Kan resigned from his board positions in Champion Technology and Kantone Holdings in September 2016. In November 2020 he was arrested along with seven other people connected to Champion Technology and Kantone Holdings in relation to an HK$8.5 billion false accounting case involving the two firms. According to a statement by Hong Kong Exchanges and Clearing, the two firms purchased 371 cultural products such as Tianhuang stones, constituting 92% of the firms' total assets as of June 2016, but the firms could not prove that any professional appraisal or authentication of the assets in question had been carried out. Subsequent to an expert appraisal of the objects in question, in 2017 and 2018 the firms had impairment losses of over HK$8.4 billion in 2017 and 2018.

==Other activities==
Paul Kan is currently chairman of the Hong Kong IT Alliance; Chairman of the Hong Kong Information Technology Industry Council; Chairman of Information and Communications Technology Services Advisory Committee, HKTDC; chairman of ICT Working Group, the Hong Kong–United Kingdom Business Partnership; and convener of the Hungarian–Hong Kong Innovative Business Council.

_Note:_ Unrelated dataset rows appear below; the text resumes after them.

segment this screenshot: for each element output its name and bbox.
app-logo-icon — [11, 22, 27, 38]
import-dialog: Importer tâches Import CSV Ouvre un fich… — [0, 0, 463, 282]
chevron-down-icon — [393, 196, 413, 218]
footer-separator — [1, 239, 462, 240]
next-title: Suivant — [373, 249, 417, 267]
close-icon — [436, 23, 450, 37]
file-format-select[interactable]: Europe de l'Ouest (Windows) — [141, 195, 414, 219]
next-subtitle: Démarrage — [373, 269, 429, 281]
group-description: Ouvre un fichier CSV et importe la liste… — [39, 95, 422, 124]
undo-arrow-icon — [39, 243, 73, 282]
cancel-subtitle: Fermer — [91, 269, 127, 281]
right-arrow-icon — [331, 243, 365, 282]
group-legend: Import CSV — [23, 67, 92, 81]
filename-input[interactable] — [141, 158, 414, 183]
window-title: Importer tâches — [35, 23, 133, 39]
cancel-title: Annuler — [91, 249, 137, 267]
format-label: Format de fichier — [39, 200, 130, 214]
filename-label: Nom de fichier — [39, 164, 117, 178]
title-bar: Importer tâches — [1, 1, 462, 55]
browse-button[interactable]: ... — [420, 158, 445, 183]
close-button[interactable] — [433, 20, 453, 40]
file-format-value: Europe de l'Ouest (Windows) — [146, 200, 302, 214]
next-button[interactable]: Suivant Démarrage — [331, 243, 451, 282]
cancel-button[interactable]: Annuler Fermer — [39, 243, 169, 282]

In 1990, Kan set up A Better Tomorrow, a charity which has since contributed to community programs in education, arts, culture and religion. The cultural activities increased substantially over the years and in 2005, Kan set up as separate non profit organizations and registered as charities the Chinese Cultural Heritage Protection Foundation for Heritage activities and to save world relics by the World Cultural Relics Protection Foundation.

==Awards==
He was named to the Order of the British Empire by Queen Elizabeth II as a Commander in the 2006 New Year's Honours List. This award recognised Kan's contribution to business and high standard of management ethics in his business endeavours.

Kan was invested with the honour of Commendatore dell'Ordine della Stella della Solidarieta Italiana (Comm OSSI) by the Italian Prime Minister Romano Prodi in 2006. The award is granted to recipients in recognition of their contribution to economic and cultural activities for Italy.

He was awarded Chevalier de la Légion d'Honneur by the French Government in 2007 and received it from Anne-Marie Idrac, Secretary for Foreign Trade of France in 2009

In December 2008, he was awarded the Knights Commander Grand Cross of the Royal Order Kingdom of Poland. Kan was appointed a High Member of the Royal Council in 2009.

In the 2009 Honours List of the Hong Kong SAR Government, Kan was awarded the Silver Bauhinia Star. He was also appointed a JP by the Hong Kong SAR Government in 2006.

Kan was appointed as Honorary Consul of the Republic of Hungary in the Hong Kong SAR and the Macau SAR in January 2011.

==Personal life==
Kan is married to the sister of actor Natalis Chan. He enjoys antique collecting. His sister Mary Kan Ma-lai is a barrister. His estranged brother Michael Kan Chi-ho, a struck-off solicitor, fled Hong Kong in 1994 and is the subject of an Interpol red notice.